The increasing choice to use next generation wide-bodied capacity provides airlines with lower operating costs and, in many cases, slightly less capacity per flight than has historically been operated. A combination of savings in operating costs and the potential for slightly higher yields continues to make flying across the pond increasingly attractive to airlines and in response new destinations are being added every year.

More Routes, More Choice & Competition

This summer there will be approximately 445 different airport pairs operated across the Atlantic ranging from the largest such as:

  • JFK – LHR,
  • CDG – JFK,
  • LAX – LHR

Through to some real one-off services such as:

  • CPH – MIA,
  • MIA – MUC

This highlights one of the notable features of the transatlantic market: the scale of route churn that takes place from season to season.

Compared to last Summer the 445 airport pairs operated represents an increase of sixteen new routes but remains below the peak Summer 2017 season when 488 airport pairs were operated. New routes this summer include services from Boston to Funchal and Oporto from SATA International, and Frankfurt – Raleigh Durham from American Airlines. Meanwhile, dropped for the summer are a Heathrow – San Jose service from British Airways and a London Gatwick – Calgary service from Westjet. Network churn is a part of any airlines' operation and that is particularly the case when you overlay the impact of LCCs in the market. 

More Low-Cost Long-Haul Than Ever

This Summer represents a record year for LCCs operating across the Atlantic, with a 5.3% frequency share with just over 7,300 flights scheduled. Although in capacity terms their share of the market is just 4.6% by virtue of those airlines operating a lower than market average capacity per flight.

With such a small share of the market the ability for these airlines to disrupt the market is extremely limited, especially when access to major hub airports is factored into the mix. Network experimentation is a major part of LCCs' operations. This year there are 47 airport pairs operated by the low-cost sector compared to 36 last year, with new routes such as Athens to New York JFK from Norse Atlantic Airways.

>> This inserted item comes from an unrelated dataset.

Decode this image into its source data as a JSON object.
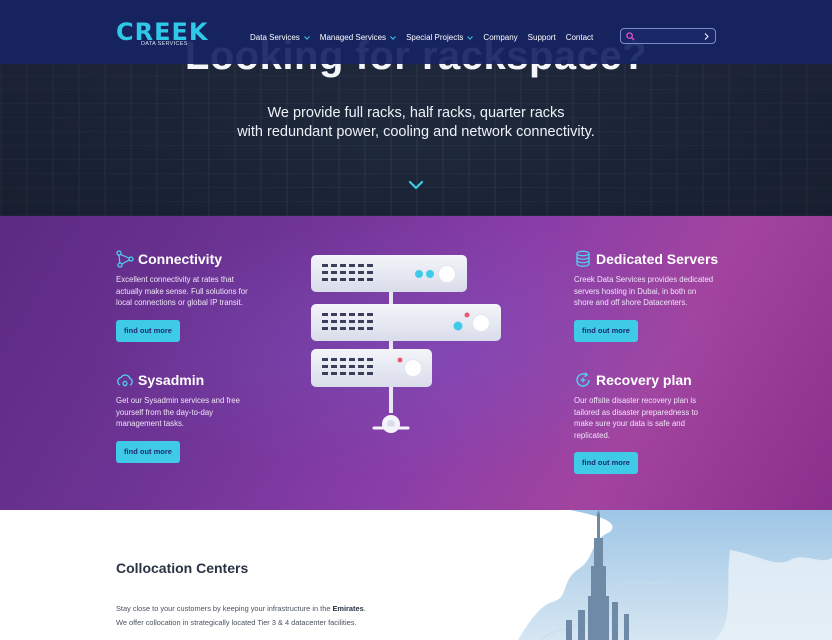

The long-term success of long-haul LCC services is always a question and their fragile market share makes them vulnerable to competitive pressures when market demand softens and the price of oil hardens. Aside from markets such as New York and perhaps Florida, year-round operations can be hard - resulting in increased operating costs from launching, closing and then relaunching services each year.

Jet Blue Airways - still classified as a LCC although perhaps now more of a hybrid carrier - have already started making network adjustments to their winter 2024/25 programme, while just launching seasonal services to Edinburgh. This highlights just how much a carrier can change their network and indeed strategy in a few weeks of analysis.

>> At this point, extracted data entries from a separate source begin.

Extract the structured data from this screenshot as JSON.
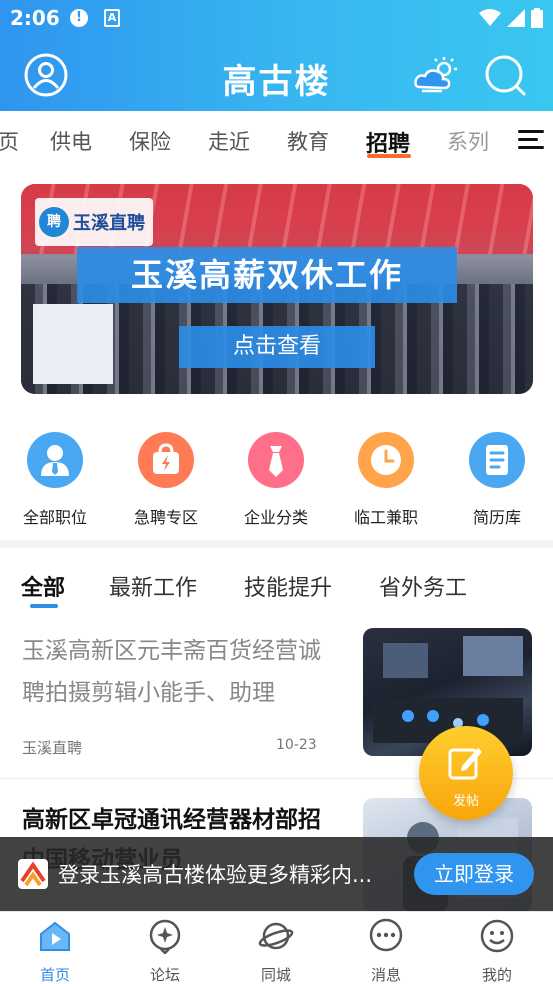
{
  "status_bar": {
    "time": "2:06",
    "alert_glyph": "!",
    "app_glyph": "A"
  },
  "header": {
    "title": "高古楼",
    "icons": [
      "user-icon",
      "weather-icon",
      "search-icon"
    ]
  },
  "tabs": {
    "items": [
      {
        "label": "页"
      },
      {
        "label": "供电"
      },
      {
        "label": "保险"
      },
      {
        "label": "走近"
      },
      {
        "label": "教育"
      },
      {
        "label": "招聘"
      },
      {
        "label": "系列"
      }
    ],
    "active": "招聘",
    "accent_color": "#ff6a2a"
  },
  "banner": {
    "logo_text": "玉溪直聘",
    "logo_mark": "聘",
    "headline": "玉溪高薪双休工作",
    "cta": "点击查看"
  },
  "quick_menu": [
    {
      "label": "全部职位",
      "icon": "person-badge-icon",
      "color": "#4aa8f3"
    },
    {
      "label": "急聘专区",
      "icon": "lightning-bag-icon",
      "color": "#ff7b55"
    },
    {
      "label": "企业分类",
      "icon": "tie-icon",
      "color": "#ff6f8a"
    },
    {
      "label": "临工兼职",
      "icon": "clock-icon",
      "color": "#ffa44a"
    },
    {
      "label": "简历库",
      "icon": "document-icon",
      "color": "#4aa8f3"
    }
  ],
  "sub_tabs": {
    "items": [
      {
        "label": "全部"
      },
      {
        "label": "最新工作"
      },
      {
        "label": "技能提升"
      },
      {
        "label": "省外务工"
      }
    ],
    "active": "全部"
  },
  "news": [
    {
      "title": "玉溪高新区元丰斋百货经营诚聘拍摄剪辑小能手、助理",
      "source": "玉溪直聘",
      "date": "10-23",
      "read": true
    },
    {
      "title": "高新区卓冠通讯经营器材部招中国移动营业员",
      "read": false
    }
  ],
  "fab": {
    "label": "发帖"
  },
  "login_prompt": {
    "text": "登录玉溪高古楼体验更多精彩内...",
    "button": "立即登录"
  },
  "bottom_nav": {
    "items": [
      {
        "label": "首页",
        "icon": "home-icon"
      },
      {
        "label": "论坛",
        "icon": "forum-icon"
      },
      {
        "label": "同城",
        "icon": "planet-icon"
      },
      {
        "label": "消息",
        "icon": "message-icon"
      },
      {
        "label": "我的",
        "icon": "smile-icon"
      }
    ],
    "active": "首页"
  },
  "colors": {
    "header_start": "#2f95ef",
    "header_end": "#39c7f0",
    "nav_active": "#2f8de4",
    "fab": "#fbb51d"
  }
}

Transatlantic Markets, Difficult to Change

While it may the busiest ever summer season on the Atlantic - and airlines will certainly be enjoying a combination of strong demand across both established and new routes being trialled - on a seasonal basis, the reality is that this is a very hard market to both break into and in which change occurs. The legacy airlines and particularly the three major alliances dominate capacity through their joint venture agreements, some 80% of all flights will be operated by alliance carriers, 5% by LCC’s and then a smattering of non-aligned legacy carriers such as Icelandair, Condor and Air Transat who all adjust capacity from season to season as they compete in one of the toughest markets in the world.

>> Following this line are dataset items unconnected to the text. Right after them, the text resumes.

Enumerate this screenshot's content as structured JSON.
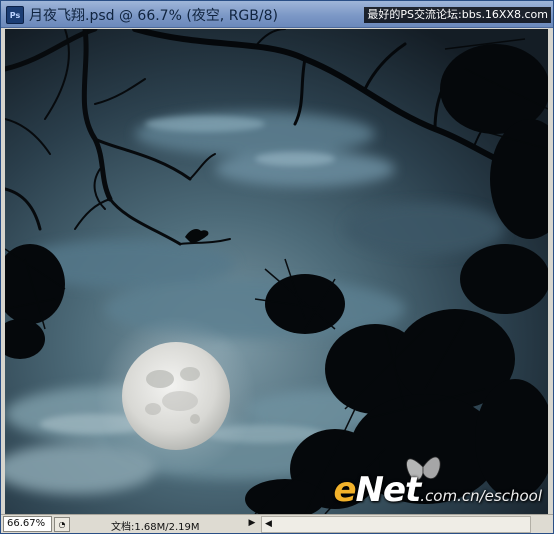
{
  "window": {
    "title": "月夜飞翔.psd @ 66.7% (夜空, RGB/8)",
    "app_icon": "ps-document-icon",
    "app_icon_label": "Ps"
  },
  "watermark": {
    "top_text": "最好的PS交流论坛:bbs.16XX8.com",
    "logo_e": "e",
    "logo_rest": "Net",
    "logo_url": ".com.cn/eschool"
  },
  "canvas": {
    "scene": "night sky with full moon, clouds and tree silhouettes",
    "moon_color": "#d9d9d6",
    "sky_color": "#3b5766"
  },
  "statusbar": {
    "zoom": "66.67%",
    "info_icon": "info-menu-icon",
    "info_icon_glyph": "◔",
    "doc_info": "文档:1.68M/2.19M",
    "arrow_icon": "triangle-right-icon",
    "arrow_icon_glyph": "▶",
    "scroll_left_icon": "scroll-left-icon",
    "scroll_left_glyph": "◀"
  },
  "colors": {
    "titlebar": "#7c98c6",
    "statusbar": "#dedbd2",
    "logo_accent": "#f2b22b"
  }
}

But despite that lack of real change in the market structure there is no doubt that the Transatlantic market remains one of the most attractive markets for airlines and for many carriers is the most profitable part of their networks. That competition and insatiable market demand brings something new to the market every summer  and that has to be good for consumer choice and spreading tourism across a wider range of destinations - something that helps every destination in the long-term.